PSHK (RONALD ROFIANDRI):

Jadi sampai akhirnya tidak menyebutkan kata “dipaksakan” atau saya sebut tadi

disepakati akhirnya jadi sesuai dengan pembicaraan akhir Tingkat I kemudian di Tingkat II yang

kita ketahui dari yang dipublikasikan ya memang akhirnya disepakati begitu Pak jadi tidak ada

sebuah pemana lain menggunakan kata dipaksakan begini, begitu Pak.

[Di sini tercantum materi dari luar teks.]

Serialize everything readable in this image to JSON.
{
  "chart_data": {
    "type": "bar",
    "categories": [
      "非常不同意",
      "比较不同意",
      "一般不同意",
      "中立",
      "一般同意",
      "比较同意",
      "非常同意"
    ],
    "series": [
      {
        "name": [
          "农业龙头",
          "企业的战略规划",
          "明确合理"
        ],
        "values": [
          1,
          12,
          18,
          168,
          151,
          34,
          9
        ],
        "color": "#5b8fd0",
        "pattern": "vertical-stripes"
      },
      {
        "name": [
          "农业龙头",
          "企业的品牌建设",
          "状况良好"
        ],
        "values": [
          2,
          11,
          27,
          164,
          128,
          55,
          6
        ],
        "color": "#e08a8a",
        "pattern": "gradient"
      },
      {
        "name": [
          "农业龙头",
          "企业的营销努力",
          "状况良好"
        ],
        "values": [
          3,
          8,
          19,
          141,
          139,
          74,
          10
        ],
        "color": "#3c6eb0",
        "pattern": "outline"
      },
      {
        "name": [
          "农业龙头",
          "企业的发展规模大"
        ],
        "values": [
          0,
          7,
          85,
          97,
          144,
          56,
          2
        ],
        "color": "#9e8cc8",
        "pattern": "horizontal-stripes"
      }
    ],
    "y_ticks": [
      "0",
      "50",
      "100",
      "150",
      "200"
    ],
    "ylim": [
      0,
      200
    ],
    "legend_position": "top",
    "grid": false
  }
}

F-PDIP (ANDREAS HUGO PAREIRA):

Maksudnya begini Pak Ketua, teman-teman sekalian. Karena kita ini sering sekali

terjebak di arena publik dengan opini dan sementara kalau opini itu bicara tentang kepentingan

tapi kalau hukum itu harus bicara fakta. Oleh karena itu saya kira ya kita juga harus taat disiplin

dengan istilah-istilah baku didalam hukum seperti yang terjadi kemarin misalnya soal KPK, revisi

Undang-Undang KPK, Perpu, soal melemahkan, menguatkan saya sedikit tidak banyak belajar

hukum tapi saya tidak perlu dengar didalam istilah, didalam ilmu hukum yang kuat, hukum yang

lemah, yang ada hukum yang benar atau tidak, yang benar untuk yang salah tapi muncul di

publik seolah-olah ini melemahkan KPK, ini menguatkan KPK ya memang ukuran lemah itu

ukuran kekuasaan sementara hukum bicara seharusnya bicara fakta dan fakta itu kita bicara

soal benar atau tidak. Saya kira disini dalam hal ini kita karena ini lembaga DPR, di lembaga

Badan Legeslasi ini kita perlu juga mulai disiplin dalam istilah sehingga kita memberikan

pelajaran kepada publik yang benar dan kita juga menyebarkan opini-opini yang kemudian

menjebak kita didalam diskusi-diskusi yang menghabiskan waktu tanpa ada makna yang jelas,

ini yang saya kira perlu sepakati bersama termasuk soal istilah-istilah seperti ini.

Terima kasih.

KETUA RAPAT:

Terima kasih.

Silakan dilanjut nanti barangkali kalau ada yang lain biar Pak Ronald menyelesaikan

dulu pemaparannya nanti selanjutnya tanggapan dari Bapak-bapak dan Ibu sekalian. Silakan

Bapak.

F-PDIP (ABIDIN FIKRI, S.H.):

Mungkin interupsi Pimpinan, agar ini saja kita lebih saya Abidin Fikri dari PDI

Perjuangan.

Rekan-rekan dari PSHK, Anggota Dewan yang kami hormati,

Memang agak payes ya penjelasan yang kita minta dengan bahan yang ada di meja

para Anggota, kalau diundangkan memang berkaitan dengan Ombuds law saya kira perspektif

yang menimbulkan polemik saya kira dihindari dulu Pak. Jadi jangan sampai katakanlah kita

masuk pada materi sebenarnya sudah tidak lagi menjadi perdebatan dan sudah lewat, kita

konsen saja apa yang diminta oleh Baleg adalah berkaitan dengan omni buslaw karena Presiden

juga sudah menyampaikan itu, perspektif itu saja disampaikan agar katakanlah jangan sampai

melebar kemana-mana termasuk juga usulan dari teman-teman PSHK misalkan perlu ada

undang-undang segala macam itu bagian lain ya tidak perlu apa, ya dulu kita diajari kalau hukum

kan beli kain jangan di Toko bangunan katanya begitu saya kira itu saja dulu yang lainnya tidak

apa-apa tapi itu diawali dengan apa yang diminta oleh Baleg dulu.

KETUA RAPAT:

Bisa difahami Pak Ronald. Silakan.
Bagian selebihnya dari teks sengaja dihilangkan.